Each of the seam allowances of the main fabric that joins a lace strip should first be finished with the roll and whip. For the body pieces, I rolled and whipped the Dotted Swiss and China Silk as one. Once the fabric edge is rolled and whipped, join the lace piece by placing the lace and main fabric with right sides together, butting the edge of the entredeux or lace heading up against, but not over the rolled and whipped edge.
Again using the narrow zig zag, join the two pieces together. One swing of the needle goes over the lace heading or into the entredeux hole, and the other swing goes over the rolled and whipped edge. Press from the wrong side and then press from the right side pressing the small seam away from the lace and making sure that the holes of the entredeux show.
To gather the sleeves, stitch one line of basting thread 1/8” from the edge between the dot and edge as instructed in the pattern. Use regular weight (60) thread for this. Then roll and whip the entire edge with the 80 weight encasing the basting thread. Find the bobbin thread of the basting thread and pull it to gather the edge.

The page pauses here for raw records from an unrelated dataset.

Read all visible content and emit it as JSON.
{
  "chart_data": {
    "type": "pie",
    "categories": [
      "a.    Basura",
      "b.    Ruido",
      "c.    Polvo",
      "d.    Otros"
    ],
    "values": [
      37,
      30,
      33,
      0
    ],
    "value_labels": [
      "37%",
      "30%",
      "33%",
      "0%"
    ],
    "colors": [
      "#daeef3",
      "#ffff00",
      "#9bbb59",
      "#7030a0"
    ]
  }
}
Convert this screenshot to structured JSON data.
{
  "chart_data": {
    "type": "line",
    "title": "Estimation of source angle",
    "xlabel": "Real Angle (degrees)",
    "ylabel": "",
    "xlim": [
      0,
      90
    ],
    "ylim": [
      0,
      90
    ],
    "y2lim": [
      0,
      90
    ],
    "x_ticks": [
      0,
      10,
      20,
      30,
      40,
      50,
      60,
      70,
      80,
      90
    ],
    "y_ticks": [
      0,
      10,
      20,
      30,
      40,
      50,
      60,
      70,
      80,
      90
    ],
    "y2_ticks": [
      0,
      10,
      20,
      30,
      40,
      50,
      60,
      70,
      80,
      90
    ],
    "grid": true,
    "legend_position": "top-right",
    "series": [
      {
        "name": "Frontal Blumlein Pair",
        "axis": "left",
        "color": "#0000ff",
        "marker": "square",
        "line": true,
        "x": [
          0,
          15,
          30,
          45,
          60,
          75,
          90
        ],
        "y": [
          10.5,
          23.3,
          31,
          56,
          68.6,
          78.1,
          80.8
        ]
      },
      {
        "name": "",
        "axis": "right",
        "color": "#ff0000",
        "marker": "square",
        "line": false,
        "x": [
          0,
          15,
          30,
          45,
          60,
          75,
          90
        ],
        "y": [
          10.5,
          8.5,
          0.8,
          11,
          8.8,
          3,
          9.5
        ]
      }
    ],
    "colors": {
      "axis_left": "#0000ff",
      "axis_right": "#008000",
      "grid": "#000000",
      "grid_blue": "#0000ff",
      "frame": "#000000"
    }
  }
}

When sewing the blouse together, and a lace strip is seamed to another lace strip, pin each lace heading to its corresponding lace heading at the seam line, and entredeux holes to entredeux holes. Baste together, making sure everything lines up, then sew the seam.
The rolled hem setting on the serger is perfect for this! If you don’t have a serger, use French seams.
Heirloom sewing isn’t quick, but it isn’t difficult and its techniques are so useful in a variety of sewing applications. A wonderful resource for heirloom methods is “Precise and Professional” by Lyn Weeks. The book is unfortunately out of print now, but is worth every penny if you can track down a copy. Lyn is an amazing teacher who has now returned to her native Australia. To our friends in Australia, if you have a chance, take a class from Lyn and tell her Lisa Hawkes sent you! And to everyone, I hope you try constructing your own heirloom tea blouse!
*To dye the entredeux, heat a cup of coffee to just below boiling. Immerse the entredeux in the coffee and let sit for an hour. Rinse and press the entredeux to set the color.
**To line the blouse, I simply cut a front body and back body piece from silk. I sewed the bust darts separately and then treated the two pieces as one.
***You can add lace edging to the sleeve and hem edges if you would like more lace. Simply roll and whip the hem edges and then apply the lace edging right sides together using that small zig zag!